Falsas epidemias. (Getty)
Falsas epidemias. (Getty)

Me imagino paseando por un parque y me llama la atención, al cruzar por el área de juegos para niños, una menor colgada de un pasamanos. Da toda la impresión de estar en problemas y no parece haber un adulto cerca, o si lo hay, no se ha dado cuenta de la situación. De manera espontánea me acerco a ella y la tomo en brazos para ayudarla a descolgarse. Si en ese momento alguien toma una foto o el cuidador descuidado me ve, lo más probable es que me haya metido en un lío serio.

Obviamente es poco probable que pueda mostrar un documento de consentimiento que me exima de la sospecha de haber hecho una aproximación indebida y quizá ni le haya preguntado si necesitaba ayuda y una vez con los pies en la tierra, o incluso antes de tocarla, la niña reaccione con miedo. ¿Puede pasar? ¡Claro!, ya ha pasado, aquí y en muchos otros lugares.

Ayudar a un menor en problemas o que un menor recurra, cuando los tiene, a un adulto, aun si no lo conoce, es lo que se ha hecho desde tiempos inmemoriales. Pero la enorme desconfianza y el miedo —tema que toqué en una columna pasada— acerca del mundo circundante convierte esa circunstancia en un incidente eventualmente mediático o un escándalo en las redes y, con cada vez mayor frecuencia, un trance judicial.

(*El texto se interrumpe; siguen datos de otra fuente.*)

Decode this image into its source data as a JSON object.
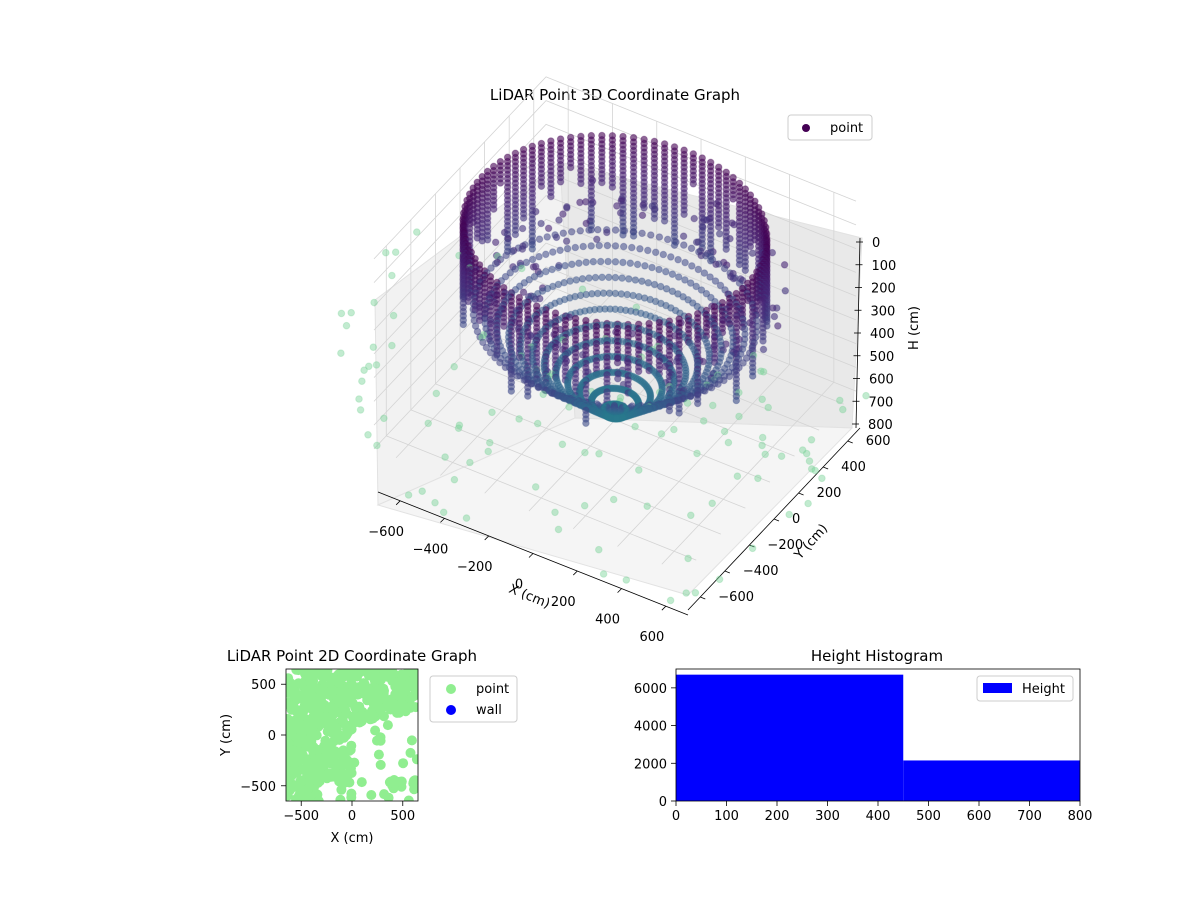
{
  "chart_data": [
    {
      "type": "scatter",
      "projection": "3d",
      "title": "LiDAR Point 3D Coordinate Graph",
      "xlabel": "X (cm)",
      "ylabel": "Y (cm)",
      "zlabel": "H (cm)",
      "xlim": [
        -700,
        700
      ],
      "ylim": [
        -700,
        700
      ],
      "zlim": [
        800,
        0
      ],
      "x_ticks": [
        "−600",
        "−400",
        "−200",
        "0",
        "200",
        "400",
        "600"
      ],
      "y_ticks": [
        "−600",
        "−400",
        "−200",
        "0",
        "200",
        "400",
        "600"
      ],
      "z_ticks": [
        "0",
        "100",
        "200",
        "300",
        "400",
        "500",
        "600",
        "700",
        "800"
      ],
      "z_inverted": true,
      "grid": true,
      "legend": {
        "placement": "top-right",
        "entries": [
          "point"
        ]
      },
      "series": [
        {
          "name": "point",
          "color_by": "height",
          "colormap": "viridis",
          "description_points": {
            "ring_radius": 600,
            "ring_height_range": [
              0,
              450
            ],
            "cone_apex": [
              0,
              0,
              800
            ],
            "floor_height": 800
          }
        }
      ],
      "colors": {
        "marker_dark": "#440154",
        "marker_mid": "#3b528b",
        "marker_light": "#5ec962"
      }
    },
    {
      "type": "scatter",
      "title": "LiDAR Point 2D Coordinate Graph",
      "xlabel": "X (cm)",
      "ylabel": "Y (cm)",
      "xlim": [
        -650,
        650
      ],
      "ylim": [
        -650,
        650
      ],
      "x_ticks": [
        "−500",
        "0",
        "500"
      ],
      "y_ticks": [
        "−500",
        "0",
        "500"
      ],
      "legend": {
        "placement": "outside-right",
        "entries": [
          "point",
          "wall"
        ]
      },
      "series": [
        {
          "name": "point",
          "color": "#90ee90"
        },
        {
          "name": "wall",
          "color": "#0000ff",
          "values": []
        }
      ]
    },
    {
      "type": "bar",
      "subtype": "histogram",
      "title": "Height Histogram",
      "xlim": [
        0,
        800
      ],
      "ylim": [
        0,
        7000
      ],
      "x_ticks": [
        "0",
        "100",
        "200",
        "300",
        "400",
        "500",
        "600",
        "700",
        "800"
      ],
      "y_ticks": [
        "0",
        "2000",
        "4000",
        "6000"
      ],
      "bins": [
        {
          "start": 0,
          "end": 450,
          "count": 6700
        },
        {
          "start": 450,
          "end": 800,
          "count": 2150
        }
      ],
      "legend": {
        "placement": "top-right",
        "entries": [
          "Height"
        ]
      },
      "series": [
        {
          "name": "Height",
          "color": "#0000ff"
        }
      ]
    }
  ]
}
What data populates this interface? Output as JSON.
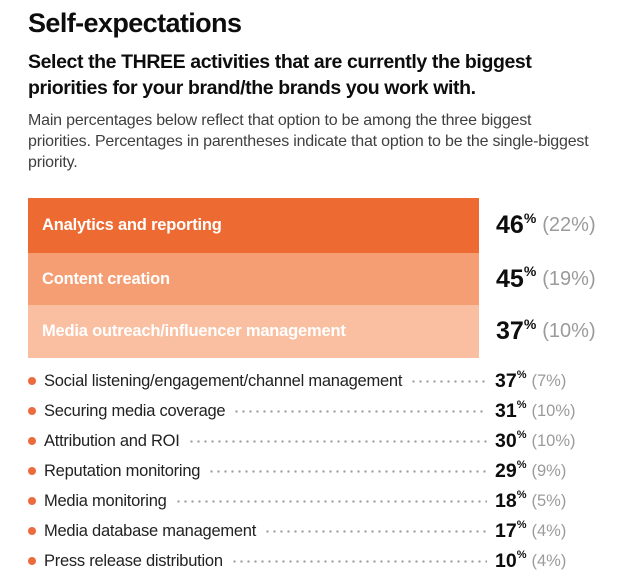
{
  "labels": {
    "percent_sign": "%"
  },
  "header": {
    "title": "Self-expectations",
    "subtitle": "Select the THREE activities that are currently the biggest priorities for your brand/the brands you work with.",
    "description": "Main percentages below reflect that option to be among the three biggest priorities. Percentages in parentheses indicate that option to be the single-biggest priority."
  },
  "colors": {
    "bar_top": "#ED6B33",
    "bar_middle": "#F59E74",
    "bar_bottom": "#F9BFA0",
    "bullet": "#ED6A3C",
    "secondary_value": "#9B9B9B",
    "body_text": "#3F3F3F"
  },
  "chart_data": {
    "type": "bar",
    "title": "Self-expectations",
    "question": "Select the THREE activities that are currently the biggest priorities for your brand/the brands you work with.",
    "note": "Main percentages below reflect that option to be among the three biggest priorities. Percentages in parentheses indicate that option to be the single-biggest priority.",
    "unit": "%",
    "legend_position": "none",
    "top_bars": [
      {
        "label": "Analytics and reporting",
        "value": 46,
        "paren": "(22%)",
        "single_biggest": 22,
        "color": "#ED6B33"
      },
      {
        "label": "Content creation",
        "value": 45,
        "paren": "(19%)",
        "single_biggest": 19,
        "color": "#F59E74"
      },
      {
        "label": "Media outreach/influencer management",
        "value": 37,
        "paren": "(10%)",
        "single_biggest": 10,
        "color": "#F9BFA0"
      }
    ],
    "list_items": [
      {
        "label": "Social listening/engagement/channel management",
        "value": 37,
        "paren": "(7%)",
        "single_biggest": 7
      },
      {
        "label": "Securing media coverage",
        "value": 31,
        "paren": "(10%)",
        "single_biggest": 10
      },
      {
        "label": "Attribution and ROI",
        "value": 30,
        "paren": "(10%)",
        "single_biggest": 10
      },
      {
        "label": "Reputation monitoring",
        "value": 29,
        "paren": "(9%)",
        "single_biggest": 9
      },
      {
        "label": "Media monitoring",
        "value": 18,
        "paren": "(5%)",
        "single_biggest": 5
      },
      {
        "label": "Media database management",
        "value": 17,
        "paren": "(4%)",
        "single_biggest": 4
      },
      {
        "label": "Press release distribution",
        "value": 10,
        "paren": "(4%)",
        "single_biggest": 4
      }
    ]
  }
}
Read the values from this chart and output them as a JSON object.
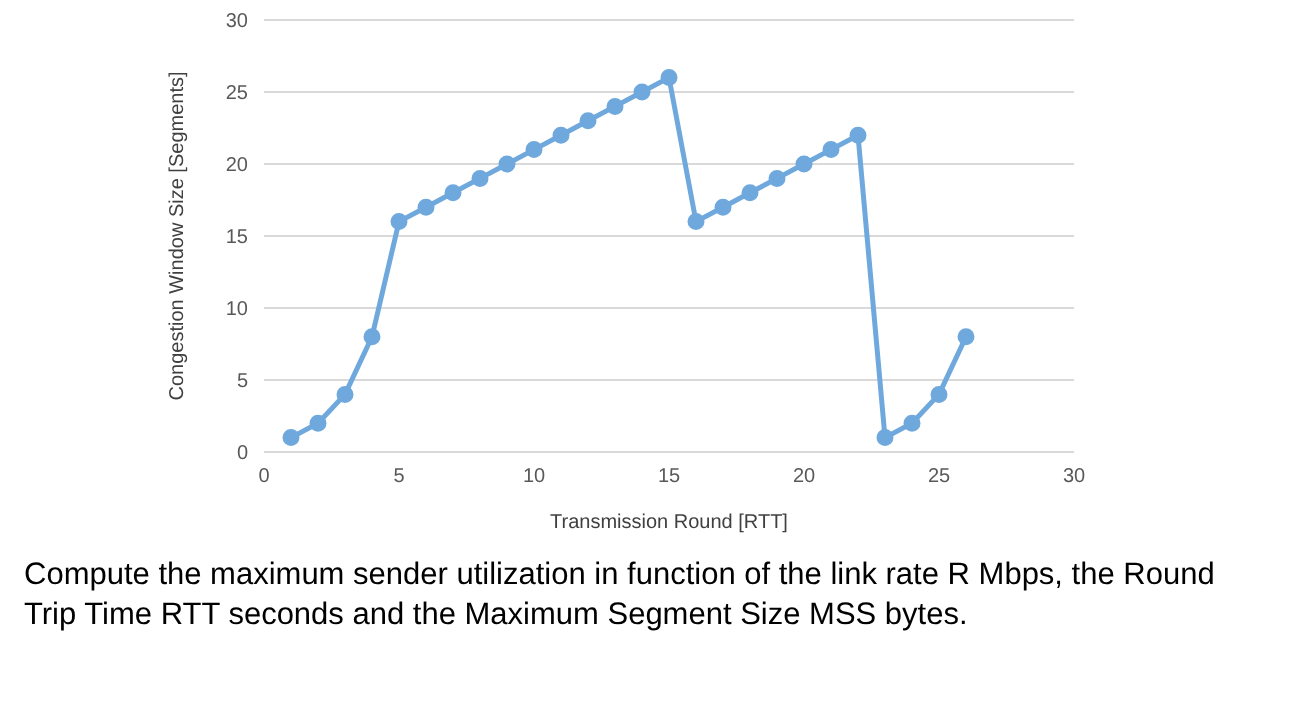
{
  "chart_data": {
    "type": "line",
    "xlabel": "Transmission Round [RTT]",
    "ylabel": "Congestion Window Size [Segments]",
    "x": [
      1,
      2,
      3,
      4,
      5,
      6,
      7,
      8,
      9,
      10,
      11,
      12,
      13,
      14,
      15,
      16,
      17,
      18,
      19,
      20,
      21,
      22,
      23,
      24,
      25,
      26
    ],
    "series": [
      {
        "color": "#6fa8dc",
        "values": [
          1,
          2,
          4,
          8,
          16,
          17,
          18,
          19,
          20,
          21,
          22,
          23,
          24,
          25,
          26,
          16,
          17,
          18,
          19,
          20,
          21,
          22,
          1,
          2,
          4,
          8
        ]
      }
    ],
    "xlim": [
      0,
      30
    ],
    "xticks": [
      0,
      5,
      10,
      15,
      20,
      25,
      30
    ],
    "ylim": [
      0,
      30
    ],
    "yticks": [
      0,
      5,
      10,
      15,
      20,
      25,
      30
    ],
    "grid": "y",
    "marker": "circle",
    "line_style": "solid",
    "annotations": [
      "Compute the maximum sender utilization in function of the link rate R Mbps, the Round Trip Time RTT seconds and the Maximum Segment Size MSS bytes."
    ]
  }
}
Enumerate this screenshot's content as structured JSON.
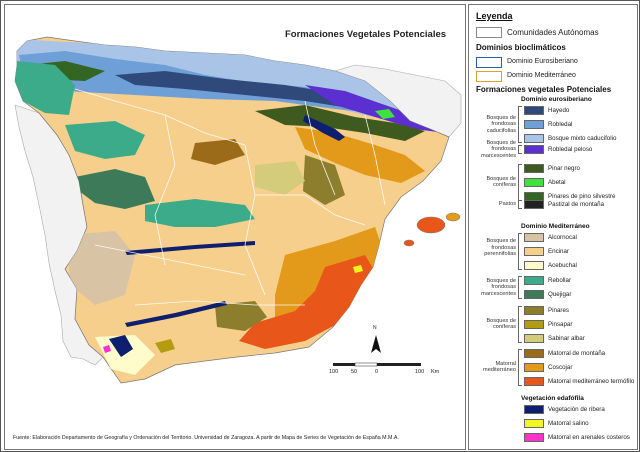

El viernes antepasado estuve en Chincha hablando para un público general sobre criar hijos en un mundo interesante y riesgoso. De acuerdo que Dios no juega a los dados, pero sí, a veces parece, al ajedrez. ¡Justo el día en que se inició la búsqueda del director que violó a una niña de 3 años! De hecho, si hay algo que une a todos los medios de comunicación, a pesar de sus diferencias, es que en sus páginas casi no hay día que no haya una noticia de ese tipo, cuyos más mínimos detalles se extienden hasta el próximo caso.

Una pequeña digresión: morir de un cáncer a la piel es 100,000 veces más probable que ser atacado por un tiburón. Sin embargo, mucha gente que dice temer lo segundo en las playas no se pone bloqueador. Lo que ocurre es que las muertes por melanoma no llegan a las primeras planas, mientras que las causadas por un escualo asesino sí. Y la mente asume que de lo que todos hablan y llega a los titulares es lo que pasa con mayor frecuencia.

Los medios de comunicación tienen una enorme responsabilidad. Una parte del éxito o fracaso de las políticas públicas ante un problema obviamente serio como el abuso sexual depende de que la población tenga una idea de la frecuencia real de sus diversas manifestaciones. Y si hay algo que distorsiona prioridades, frustra medidas preventivas, punitivas, médicas —acá no se está juzgando cuáles son las más eficaces—, es dar la impresión de que se está en el medio de una epidemia y plantear estadísticas que no tienen contexto.

La enorme, definitiva, masiva mayoría de profesores —en general, de adultos— no viola a sus estudiantes o menores dependientes. Dar la impresión de ello, fuera de generar una perversa desconfianza entre las generaciones, debilita la lucha de la sociedad contra todas las formas de abuso.